Over Her Dead Body(11)



“Good evening,” she said politely. “Forgive the intrusion. And my voyeurism. But I am absolutely enchanted by your house.”

Rare orchid? Voyeurism? Enchanted? Who is this Lycra-clad sophisticate standing in my foyer?

“Thank you,” I said. Nathan was looking at me sideways, so I reluctantly made good on my promise. “I realize my actions earlier this evening were a bit extreme,” I said. “I live alone, I hope you can understand?” Not exactly an apology, but Nathan seemed satisfied enough.

“I was sneaking around like a crazed assassin!” she replied. “Your reaction was completely understandable.” Sophisticated and gracious. I was liking her more and more.

“It’s such an extraordinary property,” she added. “I can understand why you would be protective.”

And then I said something that surprised even me: “Would you like a tour?”

Nathan snuck a startled glance at me, but I paid him no mind. I was proud of my house, and I appreciated that she appreciated it. Why shouldn’t I show it off?

My visitor didn’t hesitate. “Most enthusiastically!”

“I suppose introductions are in order, then,” I said. “I’m Louisa Lake George, and this is my nephew, Nathan Lake.”

“Pleased to meet you both,” she replied. “Ashley Brooks.” She bowed her head like I was royalty, and I didn’t mind one bit.

“It’s nice to meet you, Ashley,” Nathan said, and offered his hand. I watched with curiosity as his touch rouged her cheeks. Good heavens, is she attracted to him? What a beguiling thought. I noted her well-maintained eyebrows and expertly curled eyelashes and wondered if she thought herself beautiful. I had launched the careers of some of the most sought-after actresses on earth, women so exquisite they made you feel as desirable as an old rag doll. And exactly none of them believed they were beautiful, even while getting $1 million just to stand next to a bottle of perfume and smile. I had come to think being beautiful was more of a curse than a blessing. The ugly duckling learns to cultivate self-love by looking inward. But a beautiful girl is born to be adored. No one feels it necessary to teach a beautiful girl to love herself, so most of them never learn how. My daughter had exquisite features—sea-green eyes, perfectly tapered heart-shaped face, copper-red hair as captivating as the desert sun. But I never complimented Winnie on her looks. Because once a girl expects compliments, she forgets how to feel complete without them.

“Nathan, why don’t you do the honors?” I suggested. “While our tea steeps.”

“Of course,” Nathan said with a smile that was obviously forced.

“Shall I leave Brando here with you?” the young lady asked, offering me the leash.

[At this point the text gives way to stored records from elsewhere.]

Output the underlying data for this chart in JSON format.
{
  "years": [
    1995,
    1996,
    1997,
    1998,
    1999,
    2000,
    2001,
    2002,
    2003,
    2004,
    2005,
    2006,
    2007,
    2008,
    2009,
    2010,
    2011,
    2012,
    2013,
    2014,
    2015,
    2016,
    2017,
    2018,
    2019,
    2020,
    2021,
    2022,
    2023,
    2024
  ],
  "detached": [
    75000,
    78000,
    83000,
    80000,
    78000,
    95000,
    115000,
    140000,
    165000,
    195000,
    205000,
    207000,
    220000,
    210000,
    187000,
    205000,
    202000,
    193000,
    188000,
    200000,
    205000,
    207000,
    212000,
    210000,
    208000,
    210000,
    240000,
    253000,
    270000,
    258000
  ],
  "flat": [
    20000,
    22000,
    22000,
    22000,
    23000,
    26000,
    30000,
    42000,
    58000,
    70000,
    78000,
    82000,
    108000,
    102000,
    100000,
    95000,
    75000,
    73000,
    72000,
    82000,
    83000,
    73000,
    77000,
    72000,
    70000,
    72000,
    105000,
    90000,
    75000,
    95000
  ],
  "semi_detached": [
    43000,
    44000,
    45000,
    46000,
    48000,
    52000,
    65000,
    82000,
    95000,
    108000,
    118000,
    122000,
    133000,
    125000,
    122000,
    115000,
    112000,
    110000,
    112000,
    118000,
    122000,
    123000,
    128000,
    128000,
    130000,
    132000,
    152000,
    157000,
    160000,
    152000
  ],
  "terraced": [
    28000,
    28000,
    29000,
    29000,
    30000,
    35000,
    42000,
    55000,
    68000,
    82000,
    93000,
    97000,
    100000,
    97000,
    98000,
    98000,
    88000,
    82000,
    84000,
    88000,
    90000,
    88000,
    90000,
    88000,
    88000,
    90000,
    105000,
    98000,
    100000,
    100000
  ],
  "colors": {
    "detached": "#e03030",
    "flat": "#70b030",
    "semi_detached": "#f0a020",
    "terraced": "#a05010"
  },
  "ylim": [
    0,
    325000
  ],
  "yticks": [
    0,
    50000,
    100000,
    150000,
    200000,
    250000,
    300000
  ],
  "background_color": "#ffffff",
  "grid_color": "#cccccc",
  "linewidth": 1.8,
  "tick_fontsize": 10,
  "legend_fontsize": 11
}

“Please do,” I replied. I had a once-a-week cleaning woman, but I did not want her to spend her whole day vacuuming dog hair. I was pleased the little dog didn’t resist when the leash passed from the young lady’s hand to mine.

“Why don’t we start in the dining room,” Nathan suggested, pointing the way.

“I’ll follow you.”

She nodded graciously to me, then slipped off her sneakers without being asked. As she fell in behind Nathan, all smiles and nervous enthusiasm, I wondered if maybe, just maybe, the person who would do what Nathan wouldn’t had just walked through my front door.





CHAPTER 9




* * *



ASHLEY


A rare orchid? Enchanted? Most enthusiastically? Good God, when had I become a character from a Victorian-era romance novel?

I do this inexplicable thing when I’m nervous. It’s like I don’t trust my own voice, so I become someone else—a character from a book or movie, or someone I’ve seen on TV. During my day job as a tour guide I often morphed into a glitzy game show host (“Come on down!”) or a wannabe stand-up comic (“How’s everybody doing tonight?”). Sometimes on the upper deck of the open-air bus, I became James T. Kirk from the starship Enterprise (“This is your captain speaking!”)—anyone who wasn’t me. Today I was apparently the titular character from Jane Austen’s Emma. People assume that actors are naturally outgoing, but many of us choose the profession so that we can disappear. Going into character makes my nervousness go away, because people can’t judge me if I’m someone else.

That night I was crazy nervous. Not because I’d lost my dog, or been shot at, or because, after seven years of avoiding it, I was inside the spooky Scooby-Doo house. Or even because I’d just thrown myself at a man who wanted nothing more from me than half the rent. No, I was nervous because of him.

“My aunt Louisa has lived here for over thirty years,” he said as we started down a hallway wallpapered in red velvet. “But the house was built in the 1950s. It was quite run down when she and my uncle bought it.” He rambled on about the architect, the floor plan, the furnishings. His voice rolled over my skin like hot fudge, warming me in parts that had been cold for a long time. I was not one to swoon over a man just because he was handsome. I saw handsome men every day in my (desired) profession—the LA acting scene was full of them. But this man, with his uneven smile and dimples so deep you could shoot whiskey from them, was otherworldly beautiful. Listening to him talk was like skiing fresh powder—so floaty and exhilarating that it made my skin tingle.